GT: Releasing the EP to me was a big achievement. When I was younger, I always dreamed of having my own album or EP released. That was an amazing moment, letting people hear what we wrote. When we performed at the Ground Floor in Williamsport and the many times we’ve played the Irish Wolf Pub in Scranton, I’ve had a blast. But the one show I can say that we played that I feel was our best was when we played at the music festival NOISE at (Luzerne County Community College) back in August.

Q: How has the NEPA music scene changed over the years?
CC: There used to be so many more venues in the area and so many more opportunities.
GT: Due to the lack of venues, it’s definitely hard for bands like us to find a place to play. The great thing about this music scene on the other hand is the fact that all these bands have each other’s backs. We’re all battling the same struggles for success. This is a cool scene with many talented bands that deserve the best.
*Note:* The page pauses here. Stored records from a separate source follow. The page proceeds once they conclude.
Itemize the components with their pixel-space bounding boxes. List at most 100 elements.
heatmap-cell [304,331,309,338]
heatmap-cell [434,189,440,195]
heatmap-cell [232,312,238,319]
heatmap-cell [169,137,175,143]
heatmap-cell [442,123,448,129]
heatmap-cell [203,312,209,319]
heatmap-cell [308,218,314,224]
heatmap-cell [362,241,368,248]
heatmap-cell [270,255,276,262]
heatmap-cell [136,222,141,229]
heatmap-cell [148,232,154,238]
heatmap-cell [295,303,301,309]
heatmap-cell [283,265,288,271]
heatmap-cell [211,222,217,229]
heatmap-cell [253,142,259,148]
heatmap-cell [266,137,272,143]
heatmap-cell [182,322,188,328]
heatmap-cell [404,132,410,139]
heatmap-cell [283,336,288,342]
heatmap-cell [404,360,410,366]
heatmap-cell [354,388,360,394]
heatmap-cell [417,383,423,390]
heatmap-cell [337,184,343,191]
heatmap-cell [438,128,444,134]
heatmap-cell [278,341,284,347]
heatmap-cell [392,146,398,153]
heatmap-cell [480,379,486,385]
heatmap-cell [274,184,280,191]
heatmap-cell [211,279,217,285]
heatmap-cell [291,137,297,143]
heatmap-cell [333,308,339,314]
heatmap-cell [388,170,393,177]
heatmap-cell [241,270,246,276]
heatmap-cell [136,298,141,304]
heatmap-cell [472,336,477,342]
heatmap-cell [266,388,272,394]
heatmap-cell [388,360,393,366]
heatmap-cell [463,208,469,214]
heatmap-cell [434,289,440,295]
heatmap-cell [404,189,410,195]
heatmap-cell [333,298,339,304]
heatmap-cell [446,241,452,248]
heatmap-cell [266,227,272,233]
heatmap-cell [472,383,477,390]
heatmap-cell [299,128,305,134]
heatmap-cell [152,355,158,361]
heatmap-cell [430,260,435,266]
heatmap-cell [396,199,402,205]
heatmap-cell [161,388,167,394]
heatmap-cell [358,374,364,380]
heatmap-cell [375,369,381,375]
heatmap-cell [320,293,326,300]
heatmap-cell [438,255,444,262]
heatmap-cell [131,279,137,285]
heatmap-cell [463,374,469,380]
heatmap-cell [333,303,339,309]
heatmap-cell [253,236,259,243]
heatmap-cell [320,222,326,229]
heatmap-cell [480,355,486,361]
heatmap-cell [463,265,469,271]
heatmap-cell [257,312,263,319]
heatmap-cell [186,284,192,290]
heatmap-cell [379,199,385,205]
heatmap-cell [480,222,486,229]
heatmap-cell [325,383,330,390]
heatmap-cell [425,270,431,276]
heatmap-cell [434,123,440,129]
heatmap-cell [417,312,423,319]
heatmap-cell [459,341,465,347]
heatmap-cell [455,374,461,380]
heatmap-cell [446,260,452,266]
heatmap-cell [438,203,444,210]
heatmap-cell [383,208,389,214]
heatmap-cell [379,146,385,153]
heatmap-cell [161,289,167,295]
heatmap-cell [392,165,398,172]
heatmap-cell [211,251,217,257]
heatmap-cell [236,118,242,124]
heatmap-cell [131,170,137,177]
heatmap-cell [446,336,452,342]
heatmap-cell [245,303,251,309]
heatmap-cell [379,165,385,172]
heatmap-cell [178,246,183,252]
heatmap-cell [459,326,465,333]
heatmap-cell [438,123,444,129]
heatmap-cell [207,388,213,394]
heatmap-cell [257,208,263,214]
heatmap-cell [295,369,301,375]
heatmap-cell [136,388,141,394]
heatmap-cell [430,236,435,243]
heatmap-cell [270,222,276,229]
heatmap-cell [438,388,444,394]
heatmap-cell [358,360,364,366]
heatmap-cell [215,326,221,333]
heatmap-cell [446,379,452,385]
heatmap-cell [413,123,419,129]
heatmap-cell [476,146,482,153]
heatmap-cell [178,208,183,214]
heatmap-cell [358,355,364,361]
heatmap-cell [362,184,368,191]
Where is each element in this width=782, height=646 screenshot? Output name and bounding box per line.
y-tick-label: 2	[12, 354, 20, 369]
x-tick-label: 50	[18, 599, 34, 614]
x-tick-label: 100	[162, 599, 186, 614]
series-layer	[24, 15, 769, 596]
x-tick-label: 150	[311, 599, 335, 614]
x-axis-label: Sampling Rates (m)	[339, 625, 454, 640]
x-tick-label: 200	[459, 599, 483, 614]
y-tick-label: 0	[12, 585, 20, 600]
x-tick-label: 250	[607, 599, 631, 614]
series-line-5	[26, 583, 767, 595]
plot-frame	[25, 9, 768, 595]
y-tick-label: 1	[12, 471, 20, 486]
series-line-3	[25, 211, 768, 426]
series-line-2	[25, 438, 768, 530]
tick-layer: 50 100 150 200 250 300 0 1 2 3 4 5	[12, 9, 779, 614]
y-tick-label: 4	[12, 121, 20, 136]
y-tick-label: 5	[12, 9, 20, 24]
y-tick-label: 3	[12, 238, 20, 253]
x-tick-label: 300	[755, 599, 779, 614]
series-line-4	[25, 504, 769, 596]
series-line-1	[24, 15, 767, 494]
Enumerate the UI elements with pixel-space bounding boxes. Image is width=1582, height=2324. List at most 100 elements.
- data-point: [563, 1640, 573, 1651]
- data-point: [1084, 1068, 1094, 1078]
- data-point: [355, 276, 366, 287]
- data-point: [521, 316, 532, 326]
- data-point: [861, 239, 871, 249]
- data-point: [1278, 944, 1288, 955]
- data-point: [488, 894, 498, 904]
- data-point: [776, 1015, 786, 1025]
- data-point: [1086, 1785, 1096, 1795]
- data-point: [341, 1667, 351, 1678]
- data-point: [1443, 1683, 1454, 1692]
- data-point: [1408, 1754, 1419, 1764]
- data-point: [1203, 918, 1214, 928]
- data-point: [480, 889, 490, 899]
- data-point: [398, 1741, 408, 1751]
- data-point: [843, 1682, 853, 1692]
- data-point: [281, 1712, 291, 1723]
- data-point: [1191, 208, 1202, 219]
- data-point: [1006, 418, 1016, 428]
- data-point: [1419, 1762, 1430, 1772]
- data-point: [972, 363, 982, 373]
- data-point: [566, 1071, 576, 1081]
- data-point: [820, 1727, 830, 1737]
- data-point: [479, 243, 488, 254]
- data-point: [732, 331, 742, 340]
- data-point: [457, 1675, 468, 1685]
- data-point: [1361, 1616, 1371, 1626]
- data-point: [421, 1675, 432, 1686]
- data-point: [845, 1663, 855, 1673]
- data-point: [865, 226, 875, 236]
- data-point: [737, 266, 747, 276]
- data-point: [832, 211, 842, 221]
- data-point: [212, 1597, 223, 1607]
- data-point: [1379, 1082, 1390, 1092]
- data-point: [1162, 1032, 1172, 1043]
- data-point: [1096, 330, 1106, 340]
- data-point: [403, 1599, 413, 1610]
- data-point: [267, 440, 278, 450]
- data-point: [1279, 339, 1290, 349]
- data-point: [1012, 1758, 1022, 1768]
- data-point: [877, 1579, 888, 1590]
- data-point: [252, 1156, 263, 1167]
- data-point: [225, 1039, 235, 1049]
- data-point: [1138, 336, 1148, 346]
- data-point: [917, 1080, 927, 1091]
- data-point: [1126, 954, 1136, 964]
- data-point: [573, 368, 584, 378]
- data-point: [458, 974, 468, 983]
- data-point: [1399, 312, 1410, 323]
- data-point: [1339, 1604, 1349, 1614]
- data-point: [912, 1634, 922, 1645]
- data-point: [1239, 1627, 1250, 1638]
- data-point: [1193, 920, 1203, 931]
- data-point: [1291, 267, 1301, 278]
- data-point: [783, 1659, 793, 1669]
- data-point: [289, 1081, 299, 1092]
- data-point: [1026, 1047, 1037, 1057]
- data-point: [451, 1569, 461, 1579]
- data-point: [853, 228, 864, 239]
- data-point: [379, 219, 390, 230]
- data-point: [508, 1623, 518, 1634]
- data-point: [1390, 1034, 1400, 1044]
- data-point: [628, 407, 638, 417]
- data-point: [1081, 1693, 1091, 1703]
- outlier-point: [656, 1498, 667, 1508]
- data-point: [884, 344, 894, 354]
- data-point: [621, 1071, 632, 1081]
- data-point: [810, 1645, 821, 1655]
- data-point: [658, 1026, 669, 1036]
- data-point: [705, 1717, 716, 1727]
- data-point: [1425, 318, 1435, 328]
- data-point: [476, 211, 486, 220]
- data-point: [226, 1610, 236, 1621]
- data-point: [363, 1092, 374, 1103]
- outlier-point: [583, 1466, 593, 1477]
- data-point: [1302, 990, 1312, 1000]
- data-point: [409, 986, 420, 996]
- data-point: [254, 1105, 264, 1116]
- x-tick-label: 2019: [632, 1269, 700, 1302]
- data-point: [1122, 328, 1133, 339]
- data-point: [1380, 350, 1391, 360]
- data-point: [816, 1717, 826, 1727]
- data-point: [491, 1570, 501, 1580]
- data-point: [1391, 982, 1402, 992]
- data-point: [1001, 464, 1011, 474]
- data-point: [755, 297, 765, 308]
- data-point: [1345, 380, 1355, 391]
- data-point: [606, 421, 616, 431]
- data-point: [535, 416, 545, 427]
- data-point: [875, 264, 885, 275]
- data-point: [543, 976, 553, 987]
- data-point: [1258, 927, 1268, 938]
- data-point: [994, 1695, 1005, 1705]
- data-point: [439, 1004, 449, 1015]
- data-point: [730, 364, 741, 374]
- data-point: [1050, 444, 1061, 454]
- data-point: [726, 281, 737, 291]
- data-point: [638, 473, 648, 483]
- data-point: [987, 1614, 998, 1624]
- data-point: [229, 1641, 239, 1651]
Q: Have you faced any major challenges as a rising band?
GT: Being that all the members of this band all have day and night jobs, it’s a bit of a hassle trying to find time to get together to write and practice. When we do get together, we make sure to get stuff done. Now, sure, we mess around a lot and spend a lot of time looking at memes, but in the end we always accomplish something after a band practice. Another challenge is the fact that there’s not many places in the area to perform at. We’d have to play a show that’s a two-hour drive away, but in the end it’s worth it.

Q: What are your future goals for the band?
GT: We are currently writing songs for our debut album. We look forward to going into the studio to record these tunes and release them. This coming summer, we also plan on going out on our first tour.